Let’s see, FDR was elected president four times. Who thinks that Obama will get two? Personally, I think he’s a long shot. And every congressional Dem who votes for this treacherous stinker (the bill) will have a lot of explaining to do.

the_spottyBut now, on the formal part of the program. For his excellent op-ed, David Morris wins the coveted Spotty™. Remember, boys and girls, a Spotty™ is awarded to a the author of an op-ed piece, a letter to the editor, a blog post, or a blog comment that Spot wishes he had written himself.

4 comments:

blogspotdog said...

And the funny thing about Franken is that I thought he was a much better historian than that.

blogspotdog said...

You can take all the other errors Obama has made as president - and there are plenty of them: escalating an unwinnable war in Afghanistan, DADT, choosing Arne Duncan as Secretary of Education, dithering over health care, half measures on economic stimulus and financial reform, freezing federal employee wages for two years, sigh, the list goes on - but all rolled together they aren't as bad as what Obama has done to Social Security.

I spend precious little time here talking about myself, because frankly, I'm not that interesting. (That's a trait I share with most bloggers, some of whom could use a little more self-awareness of that fact, but that's for another post!). I am going to make an exception today.

I started contributing to Social Security about forty-five years ago. First as a part time and summer job teenager, then as an employee, and then as a self-employed person and employer. In the '80s, Ronald Reagan and Alan Greenspan said to my generation that we'd have to pony up more to put the system on a sounder financial footing; we did.

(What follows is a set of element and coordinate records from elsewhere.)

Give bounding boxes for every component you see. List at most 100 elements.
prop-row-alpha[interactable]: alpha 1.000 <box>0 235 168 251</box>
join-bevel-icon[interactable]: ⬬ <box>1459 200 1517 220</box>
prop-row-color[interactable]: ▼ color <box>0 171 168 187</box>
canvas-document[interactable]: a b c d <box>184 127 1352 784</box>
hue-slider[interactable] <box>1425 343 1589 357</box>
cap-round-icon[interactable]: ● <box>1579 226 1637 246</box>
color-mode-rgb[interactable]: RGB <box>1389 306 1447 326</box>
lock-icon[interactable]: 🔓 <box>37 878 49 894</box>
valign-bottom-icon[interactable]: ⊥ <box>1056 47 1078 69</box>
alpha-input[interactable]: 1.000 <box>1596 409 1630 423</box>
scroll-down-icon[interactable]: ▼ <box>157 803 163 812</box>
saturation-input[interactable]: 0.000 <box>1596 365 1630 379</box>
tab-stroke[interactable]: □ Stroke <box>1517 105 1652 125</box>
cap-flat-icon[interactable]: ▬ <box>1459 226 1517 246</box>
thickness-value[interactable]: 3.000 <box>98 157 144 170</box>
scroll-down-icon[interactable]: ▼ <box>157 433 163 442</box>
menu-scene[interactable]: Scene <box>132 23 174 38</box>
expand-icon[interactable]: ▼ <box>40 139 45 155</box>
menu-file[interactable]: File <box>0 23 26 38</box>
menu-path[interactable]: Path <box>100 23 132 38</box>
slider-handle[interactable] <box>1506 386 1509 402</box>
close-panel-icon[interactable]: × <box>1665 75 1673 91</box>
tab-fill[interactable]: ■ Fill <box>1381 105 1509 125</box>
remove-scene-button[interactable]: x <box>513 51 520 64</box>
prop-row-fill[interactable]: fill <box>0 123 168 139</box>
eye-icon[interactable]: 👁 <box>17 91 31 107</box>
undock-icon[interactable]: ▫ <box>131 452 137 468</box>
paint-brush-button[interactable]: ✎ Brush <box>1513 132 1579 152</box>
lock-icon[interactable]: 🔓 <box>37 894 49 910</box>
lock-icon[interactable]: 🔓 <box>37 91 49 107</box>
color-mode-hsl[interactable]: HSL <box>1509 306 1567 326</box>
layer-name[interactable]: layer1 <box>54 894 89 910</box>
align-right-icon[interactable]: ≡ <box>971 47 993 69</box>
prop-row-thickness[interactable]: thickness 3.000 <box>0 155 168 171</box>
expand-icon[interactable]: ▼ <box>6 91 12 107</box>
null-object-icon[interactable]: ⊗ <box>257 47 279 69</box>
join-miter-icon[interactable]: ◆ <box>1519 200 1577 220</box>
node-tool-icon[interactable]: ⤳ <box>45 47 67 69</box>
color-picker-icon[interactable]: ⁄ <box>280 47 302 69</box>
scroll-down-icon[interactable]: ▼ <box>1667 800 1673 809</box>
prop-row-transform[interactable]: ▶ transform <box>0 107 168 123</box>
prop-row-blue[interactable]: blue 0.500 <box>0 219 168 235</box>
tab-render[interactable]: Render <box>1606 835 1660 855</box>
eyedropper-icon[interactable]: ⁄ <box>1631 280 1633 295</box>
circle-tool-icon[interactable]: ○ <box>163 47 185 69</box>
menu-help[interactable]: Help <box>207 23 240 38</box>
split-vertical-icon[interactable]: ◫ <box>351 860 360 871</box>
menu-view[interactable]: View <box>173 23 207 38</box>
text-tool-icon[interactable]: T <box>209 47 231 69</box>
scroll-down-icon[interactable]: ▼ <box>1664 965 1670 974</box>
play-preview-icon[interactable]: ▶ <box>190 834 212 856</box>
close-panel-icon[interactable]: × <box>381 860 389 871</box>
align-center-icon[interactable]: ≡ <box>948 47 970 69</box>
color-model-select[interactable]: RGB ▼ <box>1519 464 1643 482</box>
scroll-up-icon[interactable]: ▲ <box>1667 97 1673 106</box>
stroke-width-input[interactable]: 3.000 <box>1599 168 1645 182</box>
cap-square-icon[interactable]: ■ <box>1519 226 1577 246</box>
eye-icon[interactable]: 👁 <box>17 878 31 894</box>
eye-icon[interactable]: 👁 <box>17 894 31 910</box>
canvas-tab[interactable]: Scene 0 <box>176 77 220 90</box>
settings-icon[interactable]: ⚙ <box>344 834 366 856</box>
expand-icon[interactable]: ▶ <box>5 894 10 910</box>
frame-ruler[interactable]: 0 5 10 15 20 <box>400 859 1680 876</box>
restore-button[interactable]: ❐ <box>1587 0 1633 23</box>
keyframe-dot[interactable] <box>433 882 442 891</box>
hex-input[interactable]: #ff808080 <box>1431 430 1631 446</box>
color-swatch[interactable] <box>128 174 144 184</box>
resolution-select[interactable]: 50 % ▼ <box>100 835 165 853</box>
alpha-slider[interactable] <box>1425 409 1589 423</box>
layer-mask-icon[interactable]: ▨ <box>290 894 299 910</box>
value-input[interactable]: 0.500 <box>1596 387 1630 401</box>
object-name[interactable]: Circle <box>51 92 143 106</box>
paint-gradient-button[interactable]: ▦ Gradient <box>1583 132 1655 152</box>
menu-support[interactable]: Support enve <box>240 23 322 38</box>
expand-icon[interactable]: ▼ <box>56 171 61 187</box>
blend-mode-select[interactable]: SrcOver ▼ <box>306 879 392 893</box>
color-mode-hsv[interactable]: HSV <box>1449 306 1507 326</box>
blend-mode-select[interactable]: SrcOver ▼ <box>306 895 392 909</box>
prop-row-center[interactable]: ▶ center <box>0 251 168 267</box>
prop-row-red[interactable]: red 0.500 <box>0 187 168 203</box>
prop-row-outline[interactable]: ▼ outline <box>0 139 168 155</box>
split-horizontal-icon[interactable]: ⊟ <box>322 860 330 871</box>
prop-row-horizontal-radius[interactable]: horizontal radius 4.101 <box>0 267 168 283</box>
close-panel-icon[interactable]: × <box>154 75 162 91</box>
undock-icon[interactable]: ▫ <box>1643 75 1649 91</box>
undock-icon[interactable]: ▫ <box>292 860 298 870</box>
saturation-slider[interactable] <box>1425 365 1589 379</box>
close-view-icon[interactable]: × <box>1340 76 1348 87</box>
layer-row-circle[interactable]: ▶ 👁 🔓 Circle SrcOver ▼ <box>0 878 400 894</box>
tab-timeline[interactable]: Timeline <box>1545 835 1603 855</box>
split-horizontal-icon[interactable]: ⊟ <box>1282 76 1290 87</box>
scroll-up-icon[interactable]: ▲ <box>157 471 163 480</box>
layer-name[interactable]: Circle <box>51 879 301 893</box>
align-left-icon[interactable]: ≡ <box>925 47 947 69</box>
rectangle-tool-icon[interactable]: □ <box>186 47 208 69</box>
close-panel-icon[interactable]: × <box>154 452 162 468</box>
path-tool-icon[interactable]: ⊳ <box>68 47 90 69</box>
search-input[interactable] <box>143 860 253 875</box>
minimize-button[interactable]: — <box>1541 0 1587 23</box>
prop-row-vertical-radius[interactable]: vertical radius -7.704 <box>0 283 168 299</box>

When I look back at all the contributions made by working people in my generation, and their employers, over the years, it fills me with outrage to consider that the Social Security system is now further imperilled by our foolish Democratic president.

I have to wonder if this craven act wasn't undertaken in the hope that it might provide some economic stimulus - which renewing the tax cuts to the wealthy will not - and give Obama a shot at a second term if the economy improves, even just a little.

That would be the ultimate betrayal, of course, but I suspect that's what's at work here.

blogspotdog said...

Either David Schultz is reading my mind, or I his. You, boys and girls, must decide which.

Tom said...

Somehow, after 75 years, I'm not surprised that the Social Security program might need a change or two.  Change is what voters wanted is it not?